Wissen und Meinungen sind fast weltweit abruf- und diskutierbar.

2.4. Jugend ist Gleichaltrigenjugend

Gleichaltrigengruppen treten immer stärker in den Vordergrund. Durch die zunehmende Verschulung und damit einhergehend mit der Zusammensetzung der Klassen zu altershomogenen Gruppen, nehmen Gleichaltrigengruppen gesamtgesellschaftlich eine wichtige Position ein. Viel Zeit außerhalb der Familien und außerhalb der altersheterogen zusammengesetzten Berufswelt verbringen Jugendliche mit anderen Jugendlichen. Hier finden sie eine Entlastung von den alltäglichen Kompetenzanforderungen. Jugend ist „zu ihrer eigenen Bezugsgruppe geworden“21. Jungsein vollzieht sich in informellen Gruppen und Cliquen, sogenannten Peergroups. Hier steht vornehmlich die Kommunikation, lockeres Beisammensein und zusammenverbrachte Freizeit- und Konsumaktivitäten im Vordergrund. Diese Gruppen stellen eine wichtige Sozialisationsinstanz dar.

Jugendliche erhalten hier Chancen, sich selbst zu verwirklichen, verschiedene Lebensstile auszuprobieren, die ihnen im Rahmen der Familie, der Schule oder der Arbeit nicht gegeben sind. Probleme und Sorgen können in Peers diskutiert werden, wobei ein Gefühl von Wärme und Zusammengehörigkeit entsteht. Nicht zu unterschätzen bleibt jedoch der Druck, den die Gruppe auf das Individuum ausüben kann, wie zum Beispiel den Ausschluss bei nicht gruppenangepasstem Verhalten.
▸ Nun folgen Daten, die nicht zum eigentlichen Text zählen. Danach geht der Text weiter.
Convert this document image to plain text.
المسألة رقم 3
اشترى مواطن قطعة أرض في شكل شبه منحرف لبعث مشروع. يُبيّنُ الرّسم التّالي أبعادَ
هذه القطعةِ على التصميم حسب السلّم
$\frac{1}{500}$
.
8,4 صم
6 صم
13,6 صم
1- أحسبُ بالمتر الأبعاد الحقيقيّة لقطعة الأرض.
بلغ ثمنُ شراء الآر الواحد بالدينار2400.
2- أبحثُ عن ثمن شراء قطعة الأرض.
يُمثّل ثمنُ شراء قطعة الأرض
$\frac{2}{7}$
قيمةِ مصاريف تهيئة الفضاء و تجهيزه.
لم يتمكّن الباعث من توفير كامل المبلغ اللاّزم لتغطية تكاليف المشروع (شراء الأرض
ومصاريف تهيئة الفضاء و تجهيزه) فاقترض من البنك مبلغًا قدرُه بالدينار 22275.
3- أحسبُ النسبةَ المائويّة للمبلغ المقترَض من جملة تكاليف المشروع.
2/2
Ab und zu findet sich auch eine abweisende Haltung gegenüber anderen Gruppen. „Indem Jugendliche sich jugend(sub)kulturell via Selbstetikettierungen und Stilformen szenenspezifisch von anderen absetzen, um nach innen verbindliche Zugehörigkeit und nach außen Grenzlinien, also Abgrenzung zu markieren, neigen sie nicht selten zu einer - Regeln wechselseitiger Achtung verletzenden - quasi vormodernen ego- bzw. ethnozentrischen Gruppenhaltung, die die jeweils anderen kulturellen Ausdrucksmöglichkeiten zuweilen sogar aggressiv ausschließt.“22 Gerade Jugendkulturen und Jugendstile erleben einen regelrechten Boom. Hier zu nennen sind beispielsweise Punks, Skinheads, Computerfreaks, Techno- Anhänger und viele andere mehr.

Man sieht also, dass es eine einheitliche Jugendkultur nicht gibt. Vielmehr zeigt sich auch hier wiederum die in Gang geratene Pluralisierung der Gesellschaft mit all ihren Chancen aber auch Risiken für den Jugendlichen.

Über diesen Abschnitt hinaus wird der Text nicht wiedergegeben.